Solution of Micro Intelligent Computing Center in University

Home »
News »
Solution of Micro Intelligent Computing Center in University

Solution of Micro Intelligent Computing Center in University

Aug 8, 2024

Follow me on:

Background analysis

The number of parameters of artificial intelligence large models is growing exponentially, from a “large model” of hundreds of billions to a “super-large model” of trillions. This trend shows that the technology development in the field of artificial intelligence is accelerating, and the scale and complexity of models are also increasing.

With the increase of the model size, the required computing resources and storage space also increase, which puts forward higher requirements for hardware and infrastructure. There is a need for an efficient, reliable storage solution that is compute-separate and scalable to meet these challenges.

Deployment options

Storage Intranet: Data transmission network between storage IO nodes and data nodes. Each storage IO node provides two 100 G RoCE v2 ports, and each storage data node provides six 100 G RoCE v2 ports, which are connected to the storage intranet switch.

Storage external network: data transmission network between storage IO node and K8S cluster, CPU cluster and GPU cluster node. Each node provides two 100 G RoCE v2 ports to connect to the storage extranet switch.

Computing network: high-speed communication network between GPU nodes, multiplexing storage network. Optional InfiniBand standalone networking.

Management network: management and monitoring of each device, and multiplexing storage external network. Optional gigabit independent networking.

Program Value

●Reduce data preparation time before AI training

LUISUAN High Performance Storage delivers high throughput and high IOPS capabilities in the face of massive amounts of multimodal data from a variety of sources, dramatically increasing data write speeds. Data collection time for AI training has been reduced by 80%, from about 10 days to just 2 days or even a few hours.

●Improve the loading speed of AI training sets

In the multi-modal mass sample training, through NVIDIA’s GPU Direct Storage technology, the LUISUAN high-performance storage helps AI training to improve the data loading speed, reducing the training time that originally took months to about a week.

●Ensure the continuous and stable operation of AI training

In the training and tuning of tera-scale parameters, frequent interaction between the storage system and the computing system may lead to the interruption of training. Through fully redundant hardware architecture, multi-path mode and redundant design of storage network, LUISUAN High Performance Storage can improve reliability by 90%, thus reducing training interruption caused by storage failure.

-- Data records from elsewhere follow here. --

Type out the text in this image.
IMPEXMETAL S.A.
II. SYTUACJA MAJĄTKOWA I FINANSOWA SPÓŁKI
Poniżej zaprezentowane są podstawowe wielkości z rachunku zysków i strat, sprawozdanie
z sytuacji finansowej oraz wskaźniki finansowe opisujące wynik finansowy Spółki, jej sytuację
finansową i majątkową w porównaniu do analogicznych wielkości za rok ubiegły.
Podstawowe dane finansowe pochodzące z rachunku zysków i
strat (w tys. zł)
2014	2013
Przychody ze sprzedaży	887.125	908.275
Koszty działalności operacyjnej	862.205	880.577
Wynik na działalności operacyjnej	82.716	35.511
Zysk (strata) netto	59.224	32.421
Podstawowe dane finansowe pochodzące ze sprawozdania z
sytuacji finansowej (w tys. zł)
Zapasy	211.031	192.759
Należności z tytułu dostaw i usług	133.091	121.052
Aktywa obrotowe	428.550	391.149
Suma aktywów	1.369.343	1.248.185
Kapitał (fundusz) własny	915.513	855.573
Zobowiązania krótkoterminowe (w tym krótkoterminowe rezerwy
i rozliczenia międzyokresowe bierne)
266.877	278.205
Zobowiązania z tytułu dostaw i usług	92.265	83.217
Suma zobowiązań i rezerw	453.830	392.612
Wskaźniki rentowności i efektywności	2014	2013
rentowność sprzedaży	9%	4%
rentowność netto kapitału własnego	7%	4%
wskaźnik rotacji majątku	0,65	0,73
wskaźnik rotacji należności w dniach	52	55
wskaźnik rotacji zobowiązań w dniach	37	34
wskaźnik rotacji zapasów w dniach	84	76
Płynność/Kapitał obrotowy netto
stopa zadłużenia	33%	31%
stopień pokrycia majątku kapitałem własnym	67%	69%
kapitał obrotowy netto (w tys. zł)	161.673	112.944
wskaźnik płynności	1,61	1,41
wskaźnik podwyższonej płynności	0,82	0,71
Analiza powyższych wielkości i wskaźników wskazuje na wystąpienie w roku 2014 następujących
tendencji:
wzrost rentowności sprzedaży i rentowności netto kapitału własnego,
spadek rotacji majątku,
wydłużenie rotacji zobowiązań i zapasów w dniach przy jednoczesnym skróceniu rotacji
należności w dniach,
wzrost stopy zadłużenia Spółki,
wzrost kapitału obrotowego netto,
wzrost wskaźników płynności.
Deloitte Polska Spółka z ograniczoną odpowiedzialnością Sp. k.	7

●Reduce the difficulty of AI deployment

The LUISUAN high-performance storage system is deeply optimized for AI training and reasoning, and can be perfectly combined with it. Support for hybrid cloud (offline and cloud) deployment models to quickly build AI infrastructure environments.

LUISUAN LinePillar FS Parallel File System

●Safe and efficient

Metadata nodes support Active-Active pairing mode, which realizes the mutual backup of metadata among metadata nodes to ensure the continuity of metadata service. Support global erasure code, storage space utilization rate can reach more than 90%.

●Large amount of small file optimization

Support the unified storage and efficient retrieval of tens of billions of files. Innovative small-file Container storage technology increases the efficiency of creating and retrieving small files by more than 10 times over traditional storage.

●Rich access interfaces

Provides a comprehensive set of storage interface protocols including file storage (POSIX, NFS, CIFS), block storage (iSCSI), object storage (S3, Swift), big data (HDFS), and container storage interface (CSI).

ForinnBase GroundPool 5000 EBOF

ForinnBase GroundPool 5000 EBOF (GP 5000 for short), by perfectly integrating the current high-speed flash memory transfer protocol, adopts the special ASIC chip for storage, and realizes the data protocol offload and encapsulation. It has the characteristics of low delay, low power consumption, high throughput, large capacity, easy expansion and so on.